De todas las novedades que ha traído este fenómeno largo y letal hay una que nos iguala. Es más, diría que se trata del único momento en el que el ciudadano se enfrenta a una aventura incómoda con independencia de su origen, ciudad o destino aéreo. Efectivamente, estoy hablando de la PCR, aunque también vale el test de antígenos. Para aquellos que aún no la hayan probado, decirles que sucede así. Siempre. Tardas un rato en encontrar el laboratorio porque o bien no está a pie de calle o carece de cartel anunciante.

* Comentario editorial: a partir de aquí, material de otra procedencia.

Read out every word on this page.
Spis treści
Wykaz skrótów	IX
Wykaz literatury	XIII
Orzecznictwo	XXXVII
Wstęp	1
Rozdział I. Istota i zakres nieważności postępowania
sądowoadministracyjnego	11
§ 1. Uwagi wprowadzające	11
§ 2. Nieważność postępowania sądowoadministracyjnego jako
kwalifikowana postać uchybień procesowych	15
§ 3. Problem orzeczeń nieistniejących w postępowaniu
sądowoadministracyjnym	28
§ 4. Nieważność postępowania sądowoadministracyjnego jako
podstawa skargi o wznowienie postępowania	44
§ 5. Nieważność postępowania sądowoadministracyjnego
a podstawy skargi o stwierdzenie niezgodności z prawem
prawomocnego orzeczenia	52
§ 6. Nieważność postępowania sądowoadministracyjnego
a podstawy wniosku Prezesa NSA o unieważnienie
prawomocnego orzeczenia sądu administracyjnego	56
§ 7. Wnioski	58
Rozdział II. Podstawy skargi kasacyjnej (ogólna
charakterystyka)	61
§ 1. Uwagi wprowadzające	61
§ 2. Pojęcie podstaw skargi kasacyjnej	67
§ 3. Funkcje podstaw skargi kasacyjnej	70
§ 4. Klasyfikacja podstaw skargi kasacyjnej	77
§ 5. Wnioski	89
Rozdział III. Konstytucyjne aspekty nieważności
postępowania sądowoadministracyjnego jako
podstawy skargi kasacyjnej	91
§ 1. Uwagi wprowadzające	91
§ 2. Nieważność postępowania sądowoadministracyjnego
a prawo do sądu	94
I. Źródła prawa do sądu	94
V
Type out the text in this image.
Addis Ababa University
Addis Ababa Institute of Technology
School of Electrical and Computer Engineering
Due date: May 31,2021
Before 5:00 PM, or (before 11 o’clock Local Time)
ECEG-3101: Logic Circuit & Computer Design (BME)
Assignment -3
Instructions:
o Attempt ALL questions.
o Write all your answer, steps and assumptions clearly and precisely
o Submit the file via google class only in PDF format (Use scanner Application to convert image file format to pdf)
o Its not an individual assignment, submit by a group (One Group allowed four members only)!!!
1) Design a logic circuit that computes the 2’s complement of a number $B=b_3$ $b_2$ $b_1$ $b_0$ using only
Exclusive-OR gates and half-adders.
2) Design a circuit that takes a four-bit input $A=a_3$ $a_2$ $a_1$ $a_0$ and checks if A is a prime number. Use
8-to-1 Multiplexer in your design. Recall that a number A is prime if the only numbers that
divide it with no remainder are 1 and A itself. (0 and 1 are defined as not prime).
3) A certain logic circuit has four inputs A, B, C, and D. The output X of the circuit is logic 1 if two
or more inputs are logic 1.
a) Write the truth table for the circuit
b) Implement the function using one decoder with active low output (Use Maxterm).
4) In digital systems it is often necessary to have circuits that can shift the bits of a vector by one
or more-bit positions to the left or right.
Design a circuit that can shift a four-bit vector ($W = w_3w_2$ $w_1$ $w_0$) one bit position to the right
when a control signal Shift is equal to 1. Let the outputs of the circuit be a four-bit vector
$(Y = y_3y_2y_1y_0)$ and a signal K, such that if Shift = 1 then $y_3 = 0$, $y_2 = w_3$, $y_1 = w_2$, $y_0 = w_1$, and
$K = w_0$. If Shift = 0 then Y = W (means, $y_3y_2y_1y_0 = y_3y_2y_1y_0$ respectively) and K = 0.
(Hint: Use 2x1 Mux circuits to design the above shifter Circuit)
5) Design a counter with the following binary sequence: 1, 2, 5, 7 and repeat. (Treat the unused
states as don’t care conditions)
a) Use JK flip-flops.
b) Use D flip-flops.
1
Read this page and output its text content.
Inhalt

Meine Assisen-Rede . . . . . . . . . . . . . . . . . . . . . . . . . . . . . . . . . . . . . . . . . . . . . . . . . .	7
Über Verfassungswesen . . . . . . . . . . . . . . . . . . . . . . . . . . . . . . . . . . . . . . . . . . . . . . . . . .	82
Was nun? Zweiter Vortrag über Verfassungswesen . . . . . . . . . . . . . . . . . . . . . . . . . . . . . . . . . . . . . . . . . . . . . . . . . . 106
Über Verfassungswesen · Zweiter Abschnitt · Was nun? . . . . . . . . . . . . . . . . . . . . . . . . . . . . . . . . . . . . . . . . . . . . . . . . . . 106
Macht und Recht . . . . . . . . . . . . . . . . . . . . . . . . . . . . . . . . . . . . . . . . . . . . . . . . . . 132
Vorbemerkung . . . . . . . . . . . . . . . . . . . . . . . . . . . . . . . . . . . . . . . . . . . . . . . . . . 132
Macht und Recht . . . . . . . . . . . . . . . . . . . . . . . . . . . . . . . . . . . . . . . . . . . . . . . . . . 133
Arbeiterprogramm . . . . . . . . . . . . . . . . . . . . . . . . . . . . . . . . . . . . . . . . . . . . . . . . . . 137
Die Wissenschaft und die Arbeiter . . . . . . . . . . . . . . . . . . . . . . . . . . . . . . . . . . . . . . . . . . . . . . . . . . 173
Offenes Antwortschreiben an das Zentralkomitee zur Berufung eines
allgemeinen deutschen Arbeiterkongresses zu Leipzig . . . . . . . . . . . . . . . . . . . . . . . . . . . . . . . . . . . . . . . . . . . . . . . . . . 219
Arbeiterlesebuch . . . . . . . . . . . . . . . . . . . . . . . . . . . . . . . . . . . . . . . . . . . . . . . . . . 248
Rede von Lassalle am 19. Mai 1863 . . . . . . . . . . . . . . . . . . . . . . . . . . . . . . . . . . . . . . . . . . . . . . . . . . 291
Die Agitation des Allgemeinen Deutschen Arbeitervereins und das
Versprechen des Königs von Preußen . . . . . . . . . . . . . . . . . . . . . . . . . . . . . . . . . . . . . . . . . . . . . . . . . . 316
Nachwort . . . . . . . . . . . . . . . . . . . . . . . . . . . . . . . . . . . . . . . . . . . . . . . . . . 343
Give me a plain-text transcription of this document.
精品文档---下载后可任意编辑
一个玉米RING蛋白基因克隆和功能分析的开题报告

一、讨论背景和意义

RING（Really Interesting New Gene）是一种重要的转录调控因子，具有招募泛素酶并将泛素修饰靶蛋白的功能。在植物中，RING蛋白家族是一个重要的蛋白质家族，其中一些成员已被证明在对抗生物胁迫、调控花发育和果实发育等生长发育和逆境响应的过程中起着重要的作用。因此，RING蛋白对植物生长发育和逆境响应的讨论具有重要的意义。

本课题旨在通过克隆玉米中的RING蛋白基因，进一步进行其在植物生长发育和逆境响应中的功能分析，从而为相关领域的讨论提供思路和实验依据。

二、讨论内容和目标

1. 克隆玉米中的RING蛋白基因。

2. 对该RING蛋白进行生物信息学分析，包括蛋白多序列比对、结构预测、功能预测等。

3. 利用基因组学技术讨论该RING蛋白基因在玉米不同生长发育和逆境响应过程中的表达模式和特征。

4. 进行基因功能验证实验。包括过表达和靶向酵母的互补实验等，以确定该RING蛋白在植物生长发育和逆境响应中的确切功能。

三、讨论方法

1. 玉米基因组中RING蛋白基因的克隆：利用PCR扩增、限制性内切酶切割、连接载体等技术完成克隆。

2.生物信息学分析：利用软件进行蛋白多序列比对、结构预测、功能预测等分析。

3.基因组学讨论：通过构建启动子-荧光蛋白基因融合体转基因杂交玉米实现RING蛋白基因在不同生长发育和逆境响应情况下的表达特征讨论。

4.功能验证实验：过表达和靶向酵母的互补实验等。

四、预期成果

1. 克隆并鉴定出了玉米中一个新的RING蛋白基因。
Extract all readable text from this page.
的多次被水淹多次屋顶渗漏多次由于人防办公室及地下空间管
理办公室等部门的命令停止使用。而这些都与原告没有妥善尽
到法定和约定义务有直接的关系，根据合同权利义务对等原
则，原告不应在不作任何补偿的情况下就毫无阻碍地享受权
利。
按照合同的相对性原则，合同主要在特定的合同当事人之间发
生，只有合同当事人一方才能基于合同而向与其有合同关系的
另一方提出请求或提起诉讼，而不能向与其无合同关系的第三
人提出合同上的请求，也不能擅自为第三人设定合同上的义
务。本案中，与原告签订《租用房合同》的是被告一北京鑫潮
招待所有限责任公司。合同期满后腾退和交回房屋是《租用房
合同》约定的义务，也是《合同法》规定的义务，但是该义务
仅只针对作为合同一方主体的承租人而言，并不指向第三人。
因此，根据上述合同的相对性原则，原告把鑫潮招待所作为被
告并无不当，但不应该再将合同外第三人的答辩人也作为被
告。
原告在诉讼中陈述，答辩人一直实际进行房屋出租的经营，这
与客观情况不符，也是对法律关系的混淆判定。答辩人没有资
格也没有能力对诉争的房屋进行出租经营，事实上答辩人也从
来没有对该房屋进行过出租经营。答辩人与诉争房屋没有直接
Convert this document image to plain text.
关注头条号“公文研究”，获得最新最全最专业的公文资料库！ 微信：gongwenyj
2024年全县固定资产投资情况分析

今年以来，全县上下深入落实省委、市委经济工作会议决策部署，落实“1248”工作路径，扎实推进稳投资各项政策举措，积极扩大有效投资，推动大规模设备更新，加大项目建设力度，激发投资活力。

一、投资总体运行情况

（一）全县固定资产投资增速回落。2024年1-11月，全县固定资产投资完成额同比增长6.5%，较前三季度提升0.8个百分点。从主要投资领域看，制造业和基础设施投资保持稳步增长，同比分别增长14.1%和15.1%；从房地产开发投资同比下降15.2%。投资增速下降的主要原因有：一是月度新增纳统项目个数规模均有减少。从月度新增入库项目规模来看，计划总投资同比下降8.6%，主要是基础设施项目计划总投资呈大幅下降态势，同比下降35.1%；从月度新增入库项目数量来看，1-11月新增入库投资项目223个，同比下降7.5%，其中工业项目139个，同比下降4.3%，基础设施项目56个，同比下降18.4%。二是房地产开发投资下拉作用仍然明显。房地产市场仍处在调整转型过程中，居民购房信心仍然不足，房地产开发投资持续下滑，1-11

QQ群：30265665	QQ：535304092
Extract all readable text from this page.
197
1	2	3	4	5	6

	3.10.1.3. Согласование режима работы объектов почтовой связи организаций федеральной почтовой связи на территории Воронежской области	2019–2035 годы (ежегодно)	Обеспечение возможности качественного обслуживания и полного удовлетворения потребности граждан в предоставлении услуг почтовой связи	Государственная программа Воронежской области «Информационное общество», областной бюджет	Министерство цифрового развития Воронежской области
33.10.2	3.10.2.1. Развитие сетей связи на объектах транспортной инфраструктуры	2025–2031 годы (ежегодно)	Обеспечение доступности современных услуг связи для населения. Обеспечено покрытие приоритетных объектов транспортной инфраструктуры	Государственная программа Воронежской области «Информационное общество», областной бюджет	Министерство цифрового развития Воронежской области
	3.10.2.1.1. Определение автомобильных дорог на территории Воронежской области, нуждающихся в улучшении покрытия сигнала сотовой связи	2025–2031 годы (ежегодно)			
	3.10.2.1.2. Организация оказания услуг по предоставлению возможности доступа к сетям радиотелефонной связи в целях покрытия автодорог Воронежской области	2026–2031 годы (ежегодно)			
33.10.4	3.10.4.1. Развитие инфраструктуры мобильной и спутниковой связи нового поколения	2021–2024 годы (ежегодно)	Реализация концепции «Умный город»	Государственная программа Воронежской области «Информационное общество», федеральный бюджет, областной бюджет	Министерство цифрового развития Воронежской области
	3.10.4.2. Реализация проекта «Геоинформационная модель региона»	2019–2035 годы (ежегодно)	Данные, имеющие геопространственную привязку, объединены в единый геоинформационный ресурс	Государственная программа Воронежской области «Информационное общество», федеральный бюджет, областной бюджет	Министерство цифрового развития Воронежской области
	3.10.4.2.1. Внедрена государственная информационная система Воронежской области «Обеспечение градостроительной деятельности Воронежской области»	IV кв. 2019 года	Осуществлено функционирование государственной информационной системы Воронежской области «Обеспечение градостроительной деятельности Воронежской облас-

Discreción, aunque facturen diez veces más que un bar de moda de antaño.
Una vez localizado el acceso, subes la escaleras y llegas a una sala extrañamente parecida a la cola del Mercadona. Te atiende un sudamericano con guantes que está para la seguridad, pero hace de todo. Habla inglés, organiza a las manadas de universitarios arrastrando maletas y se traba con el francés. Porque si hay algo que defina estos espacios es la proliferación de franceses, muchísimos y con el cuello abrasado por el sol. También hay un ficus y marcas en el suelo similares a las de los homicidios.
Tras echar la tarde, llega tu turno. Enfilas un pasillo carcelario y te atiende una enfermera robusta con voz de sirena. Otras veces puede ser un chaval con greñas por detrás y tatuajes que toca en una banda. Los dos llevan doble mascarilla y son conscientes de su labor social… hasta que se acabe esta mierda. Sacan un bantoncillo, lo introducen por nuestra narina y, por culpa de nuestra mente obscena, creemos que nos atacan con una escobilla del váter. Mismo gesto que al comulgar. Sales de allí incómodo, con muchos menos dinero en la cuenta y la sensación de haberte drogado estando no solamente sobrio, sino tenso por la posibilidad de dar positivo. Me gusta hacerme la PCR; la echaré de menos.